I’ve seen a lot on the Internet about listening to your inner voice, “listen to your inner voice”, “Your inner voice will tell you what to do” etc But I have a theory that you have two inner voices.
Take this morning. I’ve mapped out on a little timetable when I am going to do my work outs at home. My workouts with my PT are easy, they are scheduled in and apart from norovirus or possibly death, there is no getting out of them. But for a few months I’ve been struggling to do my home workouts. When I was teaching, I had a timetable, everything was structured and I planned in my workouts. I just did them, because I was so short on time, if I stopped and thought about it I’d have put it off.
Now I’m a stay at home mum, I weirdly have more time but equally more opportunity to put things off because my inner voice has been telling me “oh I’m feeling crappy/Alexander has woken 1 billion times, I’m too tired/I’ve done the school run thats enough for 1 day , I’ll do my workout tomorrow” and before you know it a whole week has passed. So I’ve had to timetable the workouts in but the issue is sticking to it.

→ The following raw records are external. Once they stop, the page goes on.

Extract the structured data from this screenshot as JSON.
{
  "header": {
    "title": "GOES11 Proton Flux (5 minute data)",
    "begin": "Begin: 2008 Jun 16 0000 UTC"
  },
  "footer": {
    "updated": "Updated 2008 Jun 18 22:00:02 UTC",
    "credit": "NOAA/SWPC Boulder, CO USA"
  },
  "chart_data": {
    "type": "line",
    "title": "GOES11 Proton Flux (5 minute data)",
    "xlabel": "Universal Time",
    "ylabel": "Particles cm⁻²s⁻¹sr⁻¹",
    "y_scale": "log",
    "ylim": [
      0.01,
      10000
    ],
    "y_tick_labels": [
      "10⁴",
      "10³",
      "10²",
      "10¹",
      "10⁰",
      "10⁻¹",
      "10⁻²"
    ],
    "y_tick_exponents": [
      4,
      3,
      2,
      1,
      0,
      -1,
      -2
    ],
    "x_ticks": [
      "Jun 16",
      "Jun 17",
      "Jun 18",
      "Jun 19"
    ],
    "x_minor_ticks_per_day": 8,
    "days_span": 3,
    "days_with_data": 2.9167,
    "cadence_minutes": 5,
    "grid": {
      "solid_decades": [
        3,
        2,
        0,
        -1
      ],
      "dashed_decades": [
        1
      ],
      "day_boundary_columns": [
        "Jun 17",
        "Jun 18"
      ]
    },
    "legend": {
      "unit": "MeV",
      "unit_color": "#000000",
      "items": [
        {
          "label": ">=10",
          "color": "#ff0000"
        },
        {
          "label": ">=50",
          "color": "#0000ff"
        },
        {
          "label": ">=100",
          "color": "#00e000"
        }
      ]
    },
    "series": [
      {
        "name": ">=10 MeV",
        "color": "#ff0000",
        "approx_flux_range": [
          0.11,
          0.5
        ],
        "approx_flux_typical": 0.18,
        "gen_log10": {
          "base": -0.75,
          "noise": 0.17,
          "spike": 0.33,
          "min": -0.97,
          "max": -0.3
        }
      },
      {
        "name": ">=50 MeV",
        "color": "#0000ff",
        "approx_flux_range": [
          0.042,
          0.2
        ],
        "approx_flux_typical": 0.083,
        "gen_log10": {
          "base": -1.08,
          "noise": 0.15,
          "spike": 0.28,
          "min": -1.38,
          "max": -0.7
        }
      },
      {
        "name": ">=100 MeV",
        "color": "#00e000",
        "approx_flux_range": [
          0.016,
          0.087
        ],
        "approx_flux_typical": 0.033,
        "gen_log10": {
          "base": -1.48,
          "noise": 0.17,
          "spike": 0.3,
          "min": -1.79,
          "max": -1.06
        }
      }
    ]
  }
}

For months my inner voice has said “screw the timetable, you’re a stay at home mum, just do it another day!”
But this morning it was 5.30am and I laid in bed listening to the pouring rain, I knew it was cold. But my other inner voice finally shouted loud enough “If you skip this one, you won’t get started this week, suck it up, haul your ass outta bed and get this shit done!” (Sorry mum, it was my inner voice that swore, not me!)
And for the first time in a year I finally listened to my other inner voice and got out of bed. I was in the garden at 6am. It was cold, dark, wet but I was there doing my thing (and feeling slightly nauseous LOL)
So my point is, you have 2 inner voices, but which one are you prepared to listen to? The one who will tell you what to do for a comfy, easy life or the one who knows truly what is best for you?